Commerz Real’s Koch put it less bluntly, but argued the firm sees an opportunity to pick up good U.S. assets at discounted prices because of the pandemic. He cites 100 Pearl St. as an example. 

“There were so many question marks about Manhattan offices, people saying that everyone will work from home so why will companies need offices in Manhattan anymore,” Koch said. “I’m still a really big believer in offices in these inner-city locations. Look at Facebook and Google — in 2020 and 2021, at the height of the pandemic, they have been leasing and buying huge amounts of office space in big cities, even as they were saying everyone could work at home in the future. Investing in offices in good locations, we thought it was a good opportunity.”

Commerz Real is investing in the U.S. for its Hausinvest fund, an open-ended investment vehicle with assets of more than €17B ($19B). Its investors are more than a million individual Germans who use open-ended funds like that managed by Commerz as a savings vehicle. And Germans love to save — Germans save about 12% of their household income, compared to 7% in the U.S., and those figures are normally much wider, with the pandemic narrowing the gap. 
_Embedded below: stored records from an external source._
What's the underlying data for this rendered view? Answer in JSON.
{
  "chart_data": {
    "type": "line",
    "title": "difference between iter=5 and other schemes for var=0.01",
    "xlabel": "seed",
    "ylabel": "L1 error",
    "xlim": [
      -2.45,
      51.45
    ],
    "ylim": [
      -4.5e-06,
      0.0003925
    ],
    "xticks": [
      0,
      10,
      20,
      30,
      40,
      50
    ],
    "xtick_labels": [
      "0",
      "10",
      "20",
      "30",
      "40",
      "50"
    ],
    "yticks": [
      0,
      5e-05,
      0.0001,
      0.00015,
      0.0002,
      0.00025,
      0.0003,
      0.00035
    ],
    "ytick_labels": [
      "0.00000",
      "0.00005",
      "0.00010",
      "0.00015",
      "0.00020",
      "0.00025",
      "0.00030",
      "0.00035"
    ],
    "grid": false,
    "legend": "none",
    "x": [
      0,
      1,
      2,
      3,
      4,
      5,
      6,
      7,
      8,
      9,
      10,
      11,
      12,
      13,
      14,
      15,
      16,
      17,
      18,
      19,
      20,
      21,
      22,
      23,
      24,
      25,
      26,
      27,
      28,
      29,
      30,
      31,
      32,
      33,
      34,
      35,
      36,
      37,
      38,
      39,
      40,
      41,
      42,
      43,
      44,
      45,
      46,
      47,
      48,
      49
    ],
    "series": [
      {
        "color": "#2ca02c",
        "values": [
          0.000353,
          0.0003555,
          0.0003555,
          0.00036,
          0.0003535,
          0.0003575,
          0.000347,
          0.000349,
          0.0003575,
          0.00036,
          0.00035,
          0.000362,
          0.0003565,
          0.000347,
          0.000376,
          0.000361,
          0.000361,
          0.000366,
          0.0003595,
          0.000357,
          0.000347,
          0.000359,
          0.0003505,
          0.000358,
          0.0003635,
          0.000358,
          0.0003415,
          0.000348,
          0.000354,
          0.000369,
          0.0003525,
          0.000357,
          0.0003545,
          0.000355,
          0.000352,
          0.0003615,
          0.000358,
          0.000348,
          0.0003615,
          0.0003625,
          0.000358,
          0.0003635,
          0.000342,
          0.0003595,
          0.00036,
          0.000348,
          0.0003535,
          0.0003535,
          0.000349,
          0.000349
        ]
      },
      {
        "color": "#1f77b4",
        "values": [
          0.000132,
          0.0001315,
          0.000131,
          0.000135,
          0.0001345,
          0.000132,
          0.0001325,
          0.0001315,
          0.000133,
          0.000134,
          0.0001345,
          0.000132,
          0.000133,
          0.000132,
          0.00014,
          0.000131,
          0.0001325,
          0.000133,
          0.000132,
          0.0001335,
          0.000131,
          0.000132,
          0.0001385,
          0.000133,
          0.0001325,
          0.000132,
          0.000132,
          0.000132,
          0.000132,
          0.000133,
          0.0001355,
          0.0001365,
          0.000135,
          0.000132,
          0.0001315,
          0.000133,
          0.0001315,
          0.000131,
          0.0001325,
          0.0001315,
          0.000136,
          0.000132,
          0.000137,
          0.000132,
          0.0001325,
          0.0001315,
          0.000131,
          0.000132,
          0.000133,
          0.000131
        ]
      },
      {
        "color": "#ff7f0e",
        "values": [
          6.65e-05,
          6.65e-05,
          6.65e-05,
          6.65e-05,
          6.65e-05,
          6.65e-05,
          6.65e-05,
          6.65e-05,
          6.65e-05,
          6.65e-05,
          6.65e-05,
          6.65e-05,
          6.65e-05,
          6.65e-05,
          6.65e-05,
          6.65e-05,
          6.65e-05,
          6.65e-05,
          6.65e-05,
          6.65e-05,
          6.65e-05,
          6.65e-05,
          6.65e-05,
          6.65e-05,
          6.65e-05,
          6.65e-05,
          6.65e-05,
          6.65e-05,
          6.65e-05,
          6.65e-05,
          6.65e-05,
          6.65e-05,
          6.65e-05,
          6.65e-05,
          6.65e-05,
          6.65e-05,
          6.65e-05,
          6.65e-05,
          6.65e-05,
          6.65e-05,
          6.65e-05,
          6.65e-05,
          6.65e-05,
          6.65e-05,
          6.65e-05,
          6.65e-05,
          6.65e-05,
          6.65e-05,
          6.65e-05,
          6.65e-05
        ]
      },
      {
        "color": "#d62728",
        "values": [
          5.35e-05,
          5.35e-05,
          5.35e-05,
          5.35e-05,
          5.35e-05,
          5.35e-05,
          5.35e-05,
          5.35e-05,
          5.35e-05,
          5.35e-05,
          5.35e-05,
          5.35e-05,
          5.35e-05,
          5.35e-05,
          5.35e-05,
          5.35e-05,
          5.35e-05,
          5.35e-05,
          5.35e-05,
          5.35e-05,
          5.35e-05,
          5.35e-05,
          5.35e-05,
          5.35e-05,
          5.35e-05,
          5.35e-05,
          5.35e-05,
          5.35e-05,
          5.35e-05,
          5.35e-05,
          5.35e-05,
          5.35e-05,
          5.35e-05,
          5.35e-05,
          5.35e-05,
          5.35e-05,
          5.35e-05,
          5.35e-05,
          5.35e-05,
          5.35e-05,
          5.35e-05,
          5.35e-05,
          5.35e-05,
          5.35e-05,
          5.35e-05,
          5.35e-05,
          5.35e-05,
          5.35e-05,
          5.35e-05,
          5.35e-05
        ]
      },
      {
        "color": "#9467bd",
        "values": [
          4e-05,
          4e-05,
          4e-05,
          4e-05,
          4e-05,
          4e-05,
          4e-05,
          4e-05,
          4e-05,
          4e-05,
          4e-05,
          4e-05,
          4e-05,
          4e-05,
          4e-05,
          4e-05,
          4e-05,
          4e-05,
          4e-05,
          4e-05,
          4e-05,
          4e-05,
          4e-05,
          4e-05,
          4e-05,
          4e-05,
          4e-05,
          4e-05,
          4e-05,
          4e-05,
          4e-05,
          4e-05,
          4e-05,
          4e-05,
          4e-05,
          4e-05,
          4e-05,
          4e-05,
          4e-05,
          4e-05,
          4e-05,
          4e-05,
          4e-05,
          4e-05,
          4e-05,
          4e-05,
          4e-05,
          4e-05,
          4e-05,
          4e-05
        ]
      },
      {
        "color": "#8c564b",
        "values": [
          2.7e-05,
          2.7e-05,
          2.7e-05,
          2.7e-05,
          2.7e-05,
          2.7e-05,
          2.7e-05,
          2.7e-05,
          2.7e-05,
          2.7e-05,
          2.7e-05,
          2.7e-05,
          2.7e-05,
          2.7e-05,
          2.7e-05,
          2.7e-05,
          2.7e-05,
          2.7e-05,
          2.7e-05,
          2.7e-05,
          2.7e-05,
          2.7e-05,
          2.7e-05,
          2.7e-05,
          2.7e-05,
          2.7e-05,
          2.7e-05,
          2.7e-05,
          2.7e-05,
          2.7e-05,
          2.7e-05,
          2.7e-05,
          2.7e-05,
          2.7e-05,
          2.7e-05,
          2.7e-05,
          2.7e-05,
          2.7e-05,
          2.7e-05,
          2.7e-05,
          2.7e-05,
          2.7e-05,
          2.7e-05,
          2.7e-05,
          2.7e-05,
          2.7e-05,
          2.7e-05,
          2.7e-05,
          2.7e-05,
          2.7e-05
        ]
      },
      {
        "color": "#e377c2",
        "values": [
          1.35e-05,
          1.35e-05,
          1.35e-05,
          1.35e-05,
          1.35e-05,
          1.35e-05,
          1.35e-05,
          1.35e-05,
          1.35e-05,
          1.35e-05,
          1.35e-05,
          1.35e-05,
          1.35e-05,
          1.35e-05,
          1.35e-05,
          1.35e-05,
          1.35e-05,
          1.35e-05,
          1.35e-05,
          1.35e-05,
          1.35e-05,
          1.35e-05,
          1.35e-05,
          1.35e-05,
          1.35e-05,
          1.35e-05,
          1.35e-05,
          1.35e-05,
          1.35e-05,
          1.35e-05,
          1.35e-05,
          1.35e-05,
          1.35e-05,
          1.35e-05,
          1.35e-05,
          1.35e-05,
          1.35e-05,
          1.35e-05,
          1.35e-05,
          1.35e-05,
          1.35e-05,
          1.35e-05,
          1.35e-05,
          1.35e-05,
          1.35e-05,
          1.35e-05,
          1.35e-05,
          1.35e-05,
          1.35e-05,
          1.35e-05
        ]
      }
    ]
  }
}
After inflows from savers slowed during the pandemic because of worries about retail closures and the future of the office, Hausinvest has seen money start to flow back in during recent months, Koch said. German investors like Commerz, Allianz and others are of a scale that the U.S. becomes attractive for diversification reasons — when you get to a certain size you have to look beyond Europe to diversify your risk. 

Because it is investing on behalf of individuals, Commerz continues to look at low-risk, long-term investments primarily in gateway cities. The office in New York will allow it to undertake its own U.S. asset management and better scout for new opportunities, which are likely to continue to be in the office and hotel sectors. 

“There are some cities like Austin where you have a good investment opportunity, with tech companies moving there and big population growth,” Koch said. “But it is probably a bit early for us; we will continue to focus on gateway cities.”

As international investors become more comfortable investing in the U.S., they are likely to diversify in terms of sector, CBRE’s Reeves said. A big appeal of the U.S. is that sectors with strong demographic support — like life sciences, medical offices and multifamily, which institutional investors would like to access — are far more mature and less risky in the U.S. compared to Europe.

For now, investors like Commerz are more than happy sticking to the traditional real estate food groups in big cities and are likely to play an increasing role in U.S. capital markets.